(CN) – Upholding submissions Tuesday related to the conservation of Antarctic resources, the European Court of Justice resolved a power struggle between two of the EU’s decision-making bodies.
The European Commission, which is considered the legislative arm among the EU’s seven institutions, brought the challenge at issue as dueling actions for annulment before the Luxembourg-based Court of Justice.
Both cases took aim at submissions made by another of the EU’s institutions, the Council of the European Union, to the Commission for the Conservation of Antarctic Marine Living Resources.
Distinct from a third institution known as the European Council, the Council of the European Union represents the the governments of EU member states in the EU legislature. The European Council by contrast represents the heads of state or government along of the member states.
Concerning the council’s submissions, the commission took umbrage with the fact that the proposals were made on behalf of the EU and its member states, rather than the EU alone.
Rejecting those challenges Tuesday, the Court of Justice found this morning that the measures did not fall within the EU’s exclusive competence.
The first submission, which was made in 2015, involved a reflection paper relating to a future proposal to create a marine protected area in the Weddell Sea, otherwise known as the Antarctic peninsula.
The Commission argued that this paper’s objective fell within the exclusive competence that the EU possesses under the Common Fisheries Policy, but Tuesday’s ruling from the court’s Grand Chamber says otherwise.
“Contrary to the commission’s submissions, fisheries constitute only an incidental purpose of the reflection paper and the envisaged measures,” the opinion states. “As protection of the environment is the main purpose and component of that paper and those measures, it must be held that the contested decisions do not fall within the exclusive competence of the European Union laid down in Article 3(1)(d) TFEU, but within the competence under Article 4(2)(e) TFEU regarding protection of the environment that it shares, in principle, with the Member States.”
The commission brought its second challenge meanwhile in 2016, contesting a submission that included three proposals for the creation of marine protected areas and a proposal for the creation of special areas for scientific study of the marine area concerned, of climate change and of the retreat of ice shelves.
But the court emphasized Tuesday that nothing in the the 1980 Canberra Convention, which established the CCAMLR, grants regional integration organizations such as the European Union a fully autonomous status within the CCAMLR.

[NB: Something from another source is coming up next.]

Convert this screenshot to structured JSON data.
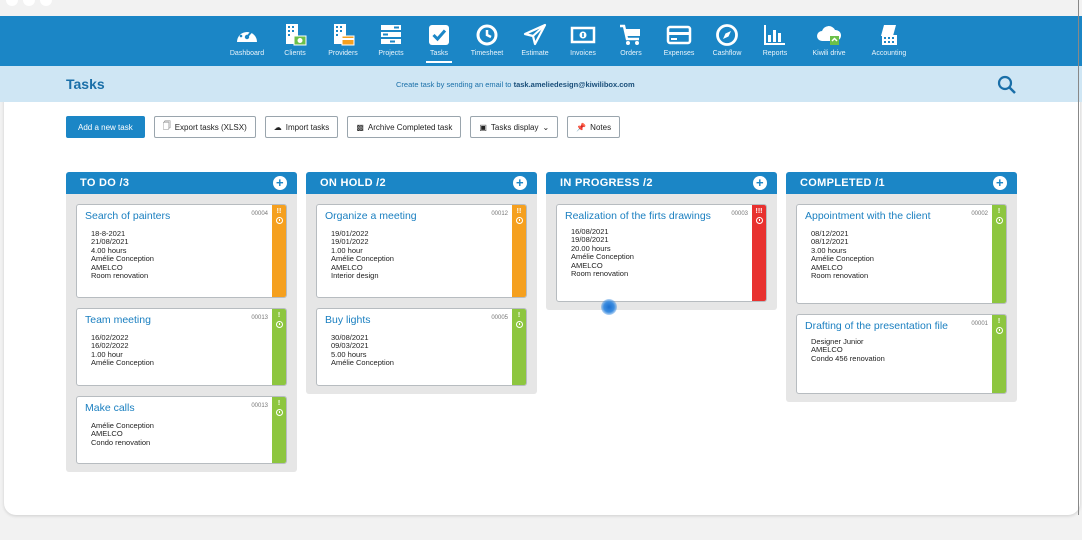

“To permit the European Union to have recourse, within the CCAMLR, to the power which it has to act without the participation of its member states in an area of shared competence, when, unlike it, some of them have the status of Antarctic Treaty consultative parties, might well, given the particular position held by the Canberra Convention within the system of Antarctic agreements, undermine the responsibilities and rights of those consultative parties — which could weaken the coherence of that system of agreements and, ultimately, run counter to Article V(1) and (2) of the Canberra Convention,” the ruling states.